MACD inference: MACD would still likely be bearish/negative on daily given the longer downtrend, with a short-term uptick. That is consistent with a bear market rally rather than a confirmed reversal.


6) Candlestick / pattern work

Key candles:

  • May 13: very large lower wick (low ~0.62, close ~0.693) → capitulation + potential selling climax.
  • May 14: huge range and extreme volume, close ~1.22 (not near the high 1.85) → often a blow-off / distribution candle rather than clean accumulation.
  • May 15: modest continuation to close ~1.28 but without comparable volume → weak follow-through.

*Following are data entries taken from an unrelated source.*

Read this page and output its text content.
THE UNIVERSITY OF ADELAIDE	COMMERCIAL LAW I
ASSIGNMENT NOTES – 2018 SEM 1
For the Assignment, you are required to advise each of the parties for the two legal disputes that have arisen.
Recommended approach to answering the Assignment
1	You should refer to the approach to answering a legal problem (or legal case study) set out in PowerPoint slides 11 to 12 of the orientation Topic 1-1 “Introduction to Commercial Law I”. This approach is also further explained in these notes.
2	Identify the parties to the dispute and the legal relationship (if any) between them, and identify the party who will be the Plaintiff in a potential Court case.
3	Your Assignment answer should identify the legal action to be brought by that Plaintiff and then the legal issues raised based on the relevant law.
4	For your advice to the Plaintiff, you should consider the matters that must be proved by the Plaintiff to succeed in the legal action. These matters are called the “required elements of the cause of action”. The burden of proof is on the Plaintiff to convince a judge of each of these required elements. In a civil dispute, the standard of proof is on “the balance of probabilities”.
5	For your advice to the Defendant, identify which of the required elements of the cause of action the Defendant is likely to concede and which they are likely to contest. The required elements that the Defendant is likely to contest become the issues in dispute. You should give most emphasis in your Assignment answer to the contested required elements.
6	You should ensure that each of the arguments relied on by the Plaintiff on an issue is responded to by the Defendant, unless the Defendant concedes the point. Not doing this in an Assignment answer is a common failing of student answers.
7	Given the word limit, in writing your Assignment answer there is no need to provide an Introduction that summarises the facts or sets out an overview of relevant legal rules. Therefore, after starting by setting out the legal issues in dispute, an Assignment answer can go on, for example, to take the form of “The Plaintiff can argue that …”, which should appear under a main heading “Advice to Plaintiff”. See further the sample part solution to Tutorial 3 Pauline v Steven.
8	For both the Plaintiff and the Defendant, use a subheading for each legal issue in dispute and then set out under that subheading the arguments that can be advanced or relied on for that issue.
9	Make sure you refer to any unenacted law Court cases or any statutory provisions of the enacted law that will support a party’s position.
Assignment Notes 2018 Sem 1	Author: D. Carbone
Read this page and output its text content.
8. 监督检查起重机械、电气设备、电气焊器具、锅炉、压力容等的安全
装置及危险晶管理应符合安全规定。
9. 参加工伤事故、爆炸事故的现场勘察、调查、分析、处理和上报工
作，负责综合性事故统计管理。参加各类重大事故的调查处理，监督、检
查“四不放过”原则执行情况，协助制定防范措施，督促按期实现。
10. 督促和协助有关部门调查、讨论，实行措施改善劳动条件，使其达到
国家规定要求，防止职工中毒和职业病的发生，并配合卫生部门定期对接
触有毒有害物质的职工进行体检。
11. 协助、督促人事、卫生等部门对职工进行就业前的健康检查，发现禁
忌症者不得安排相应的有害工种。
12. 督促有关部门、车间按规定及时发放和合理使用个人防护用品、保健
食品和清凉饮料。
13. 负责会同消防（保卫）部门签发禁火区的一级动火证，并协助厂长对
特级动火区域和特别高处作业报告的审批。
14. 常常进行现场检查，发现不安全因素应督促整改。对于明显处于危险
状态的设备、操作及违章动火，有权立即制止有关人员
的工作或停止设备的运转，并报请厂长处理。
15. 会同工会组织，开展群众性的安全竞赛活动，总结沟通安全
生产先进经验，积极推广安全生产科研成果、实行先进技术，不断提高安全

Pattern implication: After a selling climax + blow-off rebound day, it’s common to see:

  • a retest of 1.20/1.10 area, or
  • a fade back toward VWAP/volume-node areas.

7) Support/Resistance map (actionable)

  • Immediate resistance (nearest, most tradable):
    • 1.30–1.35 (psych + recent intraday highs)
    • 1.50–1.55 (former shelf; best fade zone if reached)
  • Immediate support:
    • 1.20–1.22 (pivot/close area)
    • 1.10–1.12 (prior close)

Given current 1.28, risk/reward for a long is poor unless you buy closer to 1.20/1.10 with tight risk control.


8) Multi-scenario 24-hour forecast (probabilistic)

Because this is a microcap with event volatility, treat as scenarios:

Base case (highest probability): Bearish drift / fade

  • Price struggles to clear 1.30–1.35 and mean reverts toward 1.20.

Bull case (secondary): Continuation squeeze

  • If it reclaims and holds above ~1.35, it can run toward 1.50–1.55 quickly.

Bear case (tail but plausible): Breakdown retest

  • If 1.20 fails, next magnet is 1.10 → 1.00.

Net: In the next 24h, odds favor down/sideways with downside skew.


9) Trading decision (technique synthesis)

Combining:

  • Primary trend = down
  • Extreme-volume bounce likely distribution
  • Weak follow-through volume
  • Price below heavy resistance shelves

Bias: Short (Sell).

Optimal open (entry): Prefer to short into strength near resistance rather than at mid-range.

  • The cleanest nearby fade zone is ~1.34 (just above current, within the near-term resistance band 1.30–1.35).

Profit objective (24h): Target the first strong support/pivot:

  • ~1.20 (where prior close/structure sits). This is a realistic magnet within 24h given volatility.

(Risk note, not requested but crucial in practice: a sustained move above ~1.55 would invalidate the near-term fade thesis and implies squeeze risk.)